Workflow:Alibaba ROLL Agentic RL Training Pipeline
| Knowledge Sources | |
|---|---|
| Domains | LLMs, Reinforcement_Learning, Agentic_AI, Distributed_Training |
| Last Updated | 2026-02-07 19:00 GMT |
Overview
End-to-end process for training LLM agents through multi-turn environment interaction using reinforcement learning with trajectory-based or step-based reward optimization.
Description
This workflow implements the Agentic RL training pipeline in the ROLL framework. Unlike the RLVR pipeline which processes single-turn prompt-response pairs, the Agentic pipeline trains LLM agents that interact with environments over multiple turns, collecting trajectories of observations, actions, and rewards. It supports diverse environments (Sokoban, FrozenLake, WebShop, GEM tasks) and multiple training paradigms including trajectory-wise optimization (StarPO) and step-wise optimization (GiGPO). The pipeline uses asynchronous parallel rollout at environment granularity for efficient trajectory collection.
Usage
Execute this workflow when you have an instruction-tuned LLM and want to train it as an agent that interacts with structured environments (games, web navigation, tool use, math reasoning with tools) through multi-turn dialogue, using RL to optimize the agent's sequential decision-making capabilities.
Execution Steps
Step 1: Environment Setup and Configuration
Prepare the compute environment and define the Hydra YAML configuration specifying the model, environment definitions, worker device mappings, and RL algorithm parameters.
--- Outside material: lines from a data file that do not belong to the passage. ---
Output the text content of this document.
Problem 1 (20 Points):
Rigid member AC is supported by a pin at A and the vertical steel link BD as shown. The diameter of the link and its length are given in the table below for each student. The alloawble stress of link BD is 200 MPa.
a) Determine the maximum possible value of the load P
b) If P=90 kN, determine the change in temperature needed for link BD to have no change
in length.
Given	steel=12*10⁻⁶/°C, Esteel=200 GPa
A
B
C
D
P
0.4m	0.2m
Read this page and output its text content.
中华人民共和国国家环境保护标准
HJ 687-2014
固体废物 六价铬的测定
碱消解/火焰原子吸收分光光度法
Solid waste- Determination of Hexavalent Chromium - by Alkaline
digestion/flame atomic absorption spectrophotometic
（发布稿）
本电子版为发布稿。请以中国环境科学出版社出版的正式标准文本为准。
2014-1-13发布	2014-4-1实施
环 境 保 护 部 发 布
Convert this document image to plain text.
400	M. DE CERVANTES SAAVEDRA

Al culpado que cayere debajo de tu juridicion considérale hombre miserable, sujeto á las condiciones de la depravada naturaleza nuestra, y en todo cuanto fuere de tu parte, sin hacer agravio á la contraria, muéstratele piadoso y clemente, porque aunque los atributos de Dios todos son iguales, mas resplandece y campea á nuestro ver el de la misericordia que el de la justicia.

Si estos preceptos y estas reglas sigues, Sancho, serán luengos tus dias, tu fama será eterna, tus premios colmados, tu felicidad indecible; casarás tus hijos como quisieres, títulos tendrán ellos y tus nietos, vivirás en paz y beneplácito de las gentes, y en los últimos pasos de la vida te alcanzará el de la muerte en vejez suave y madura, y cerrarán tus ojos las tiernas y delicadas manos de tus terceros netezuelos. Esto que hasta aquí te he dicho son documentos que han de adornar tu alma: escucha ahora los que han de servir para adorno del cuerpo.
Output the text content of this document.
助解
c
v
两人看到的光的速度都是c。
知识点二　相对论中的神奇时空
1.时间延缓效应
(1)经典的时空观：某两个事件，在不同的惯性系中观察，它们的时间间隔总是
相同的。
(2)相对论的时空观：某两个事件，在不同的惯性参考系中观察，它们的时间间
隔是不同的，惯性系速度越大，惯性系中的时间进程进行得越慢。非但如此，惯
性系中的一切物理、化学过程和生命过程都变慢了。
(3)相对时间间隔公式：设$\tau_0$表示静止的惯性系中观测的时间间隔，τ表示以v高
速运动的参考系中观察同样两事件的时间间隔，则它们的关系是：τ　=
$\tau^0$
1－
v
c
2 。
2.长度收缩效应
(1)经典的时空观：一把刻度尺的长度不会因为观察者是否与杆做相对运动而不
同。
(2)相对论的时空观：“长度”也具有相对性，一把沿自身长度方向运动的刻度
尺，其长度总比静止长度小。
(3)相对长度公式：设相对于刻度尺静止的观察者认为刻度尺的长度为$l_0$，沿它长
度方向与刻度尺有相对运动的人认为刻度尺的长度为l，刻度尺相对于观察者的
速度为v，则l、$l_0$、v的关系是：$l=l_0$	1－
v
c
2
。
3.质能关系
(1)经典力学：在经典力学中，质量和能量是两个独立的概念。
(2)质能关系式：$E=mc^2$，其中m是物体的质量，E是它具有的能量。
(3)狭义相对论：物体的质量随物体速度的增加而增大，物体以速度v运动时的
Configure the environment manager type (TrajEnvManager for trajectory-based or StepEnvManager for step-based) and define training and validation environment specifications.
Key considerations:
- Choose between trajectory-wise (StarPO) and step-wise (GiGPO) training based on the task structure
- Configure num_env_groups and group_size to control the number of parallel environment instances and responses per environment
- Define separate training and validation environment configurations with appropriate generation parameters
Step 2: Environment and Dataset Preparation
Prepare the environment implementations and prompt datasets. Environments must implement the ROLL environment interface providing reset, step, and reward methods. For GEM-based environments, configure the environment YAML with task definitions, tool access, and reward functions. Prepare prompt datasets that seed the environment interactions.
What happens:
- Environment classes are registered with the environment manager
- Initial prompts or environment states are loaded from dataset files
- Validation environments are configured with deterministic sampling (low temperature) for consistent evaluation
Step 3: Distributed Worker Initialization
Launch the Ray cluster and initialize worker groups: actor training cluster, actor inference cluster, optional critic cluster (for PPO), and reference model cluster. Initialize rollout schedulers for both training and validation that manage the asynchronous environment interaction loop.
Key considerations:
- Rollout schedulers manage environment-level asynchronous parallel execution
- Partial GPU mode can share GPUs between training and inference by shrinking/expanding the inference sampler
- The rollout scheduler uses a GroupQueueManager to collect complete trajectory groups before dispatching to training
Step 4: Trajectory Collection (Rollout)
Execute multi-turn environment interactions by alternating between LLM response generation and environment step execution. The rollout scheduler manages parallel environments, collecting complete trajectories when episodes terminate. Each trajectory contains the full sequence of observations, actions, and environment rewards.
What happens:
- Environments are reset with initial observations
- The LLM generates actions based on current observations (with chat-template formatting)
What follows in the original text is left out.